Interference effects induced by a precessing easy-plane magnet coupled to a helical edge state

TL;DR

This paper investigates how a precessing easy-plane magnet coupled to a helical edge state in a topological insulator influences electronic transport, revealing AC current generation and conditions for observing the Aharonov-Bohm effect.

Contribution

It introduces a theoretical model of a magnet embedded in an interferometer with helical edges, showing how it induces AC currents and affects quantum interference effects.

Findings

Magnet presence causes AC currents under DC bias.

DC Aharonov-Bohm effect is suppressed at low temperature and voltage.

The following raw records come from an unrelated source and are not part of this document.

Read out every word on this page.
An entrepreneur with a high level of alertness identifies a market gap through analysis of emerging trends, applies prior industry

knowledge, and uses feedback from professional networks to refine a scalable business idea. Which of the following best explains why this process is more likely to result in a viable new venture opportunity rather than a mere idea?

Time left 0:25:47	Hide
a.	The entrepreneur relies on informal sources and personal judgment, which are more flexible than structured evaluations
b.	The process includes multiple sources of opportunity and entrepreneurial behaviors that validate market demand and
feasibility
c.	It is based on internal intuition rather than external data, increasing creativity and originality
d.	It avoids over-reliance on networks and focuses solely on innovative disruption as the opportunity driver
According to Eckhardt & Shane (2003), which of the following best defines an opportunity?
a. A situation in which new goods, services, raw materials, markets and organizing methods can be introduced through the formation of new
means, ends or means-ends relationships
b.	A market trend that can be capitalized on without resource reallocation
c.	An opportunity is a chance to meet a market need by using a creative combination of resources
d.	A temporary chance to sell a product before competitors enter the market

Effect depends on magnet-induced excitation gap.

Abstract

The interaction of a magnetic insulator with the helical electronic edge of a two-dimensional topological insulator has been shown to lead to many interesting phenomena. One of these is that for a suitable orientation of the magnetic anisotropy axis, the exchange coupling to an easy-plane magnet has no effect on DC electrical transport through a helical edge, despite the fact that it opens a gap in the spectrum of the helical edge [Meng {\em et al.}, Phys.\ Rev.\ B {\bf 90}, 205403 (2014)]. Here, we theoretically consider such a magnet embedded in an interferometer, consisting of a pair of helical edge states connected by two tunneling contacts, at which electrons can tunnel between the two edges. Using a scattering matrix approach, we show that the presence of the magnet in one of the interferometer arms gives rise to AC currents in response to an applied DC voltage. On the other hand, the DC Aharonov-Bohm effect is absent at zero temperature and small DC voltages, and only appears if the applied voltage or the temperature exceeds the magnet-induced excitation gap.